I agree with you this is an area of collaboration with FDA by NWBO and a necessary area of work particularly if an immune response is seen in a limited number of pts. If a good to a very good response is seen in these pts the work is absolutely worthwhile to try to ring fence the correct pt population. If there are little safety concerns involved the ring fence can be somewhat broader than if there were safety concerns. Generally speaking if a treatment does not help everyone or at least elicit a positive response in most pts the FDA will want to know who it helps so all pts are not subject to it with a good percentage having little chance of being helped. This is considered more heavily when a treatment is additive to SOC and not an alternative treatment. But, keep in mind DCVax-L has virtually no negative QOL effects, another reason why I think FDA would tend to be very careful about restricting the treatment too tightly. And, there may be other longer term benefits from early treatment with DCVax-L, TBD shortly.
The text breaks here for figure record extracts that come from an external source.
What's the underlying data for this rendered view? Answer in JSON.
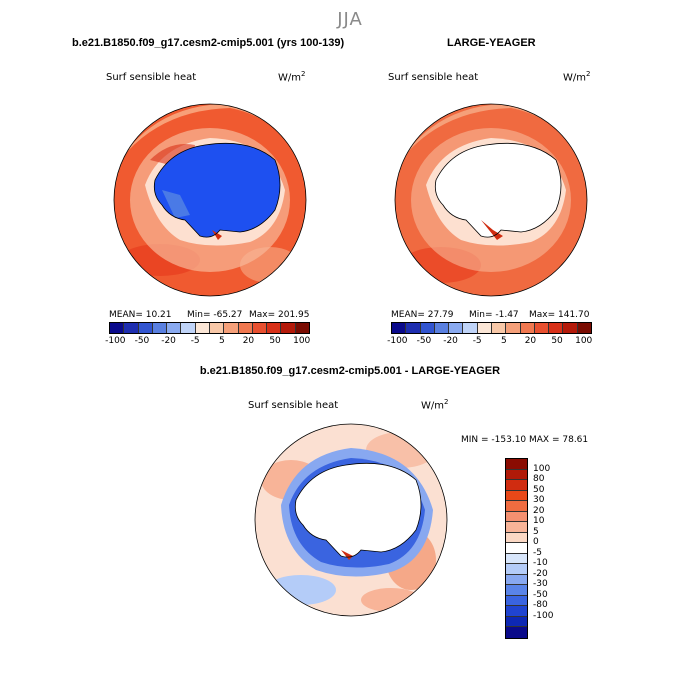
{
  "season": "JJA",
  "panel_left": {
    "title": "b.e21.B1850.f09_g17.cesm2-cmip5.001 (yrs 100-139)",
    "variable": "Surf sensible heat",
    "units": "W/m",
    "units_exp": "2",
    "mean": "MEAN=  10.21",
    "min": "Min=  -65.27",
    "max": "Max=  201.95"
  },
  "panel_right": {
    "title": "LARGE-YEAGER",
    "variable": "Surf sensible heat",
    "units": "W/m",
    "units_exp": "2",
    "mean": "MEAN=  27.79",
    "min": "Min=  -1.47",
    "max": "Max=  141.70"
  },
  "panel_diff": {
    "title": "b.e21.B1850.f09_g17.cesm2-cmip5.001 - LARGE-YEAGER",
    "variable": "Surf sensible heat",
    "units": "W/m",
    "units_exp": "2",
    "minmax": "MIN = -153.10 MAX =  78.61"
  },
  "colorbar_top": {
    "colors": [
      "#0a0a8c",
      "#1e2eb0",
      "#3255d0",
      "#5a80e0",
      "#8aaaf0",
      "#c0d4f8",
      "#fbe6d6",
      "#f8c8a8",
      "#f5a07a",
      "#f07850",
      "#e85030",
      "#d83018",
      "#b41a0a",
      "#7a0c02"
    ],
    "ticks": [
      "-100",
      "-50",
      "-20",
      "-5",
      "5",
      "20",
      "50",
      "100"
    ]
  },
  "colorbar_diff": {
    "colors": [
      "#8a0c02",
      "#b01a08",
      "#d02c10",
      "#e84818",
      "#f06c40",
      "#f49070",
      "#f8b498",
      "#fbd8c4",
      "#ffffff",
      "#d8e6fb",
      "#b4ccf8",
      "#88a8f0",
      "#5a84e8",
      "#3a64e0",
      "#2044d0",
      "#0e28b4",
      "#0a0a8a"
    ],
    "ticks": [
      "100",
      "80",
      "50",
      "30",
      "20",
      "10",
      "5",
      "0",
      "-5",
      "-10",
      "-20",
      "-30",
      "-50",
      "-80",
      "-100"
    ]
  }
}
So, given the relative inaccuracy that would be possible and necessary for such testing for a DCVax-L pt population and the potentially significant benefit that could result for the pts a relatively accurate testing would probably suffice. And, the testing may not restrict the application of the therapy to a subset of pts but rather serve to continually grow the field of knowledge of tumor composition and their respective response to the therapy. The use of a biomarker as of a point in time may suffice for treatment applicability decisions, assuming it accurately reflects at least the general or majority tumor composition. When one pauses to consider the depth and breadth of what is needed to present to FDA in a BLA, it is quite remarkable such a small company can undertake the work. This is more the concern I have than the effectivity of the treatment. FDA will want a deep understanding of the treatment's MOA and other effects in addition to its effectivity vs GBM tumors. It can lead to significant gains in knowledge for treatment evolution. Once a treatment has been approved the use of it to learn is geometric given the chance to collect so much more data. BP's are so much better equipped to perform all development work and to capitalize post approval. Folks who think a company such as NWBO can do it alone are just not privy to what occurs behind the industry. Since DCVax-L has demonstrated little safety and QOL effects to worry about I am hopeful the benefits demonstrated will carry the day until NWBO partners with a BP soon.

Astavakra

09/05/17 9:27 AM

#133046 RE: sentiment_stocks #132987

Incredible work, Senti! Part serendipity and part tenacity. One part I want to ask for clarification on, though. When you mention 'the past 24 hours' as a search criteria, are you saying that this adwords buy of DCVax by FDA became active in the past 24 hours?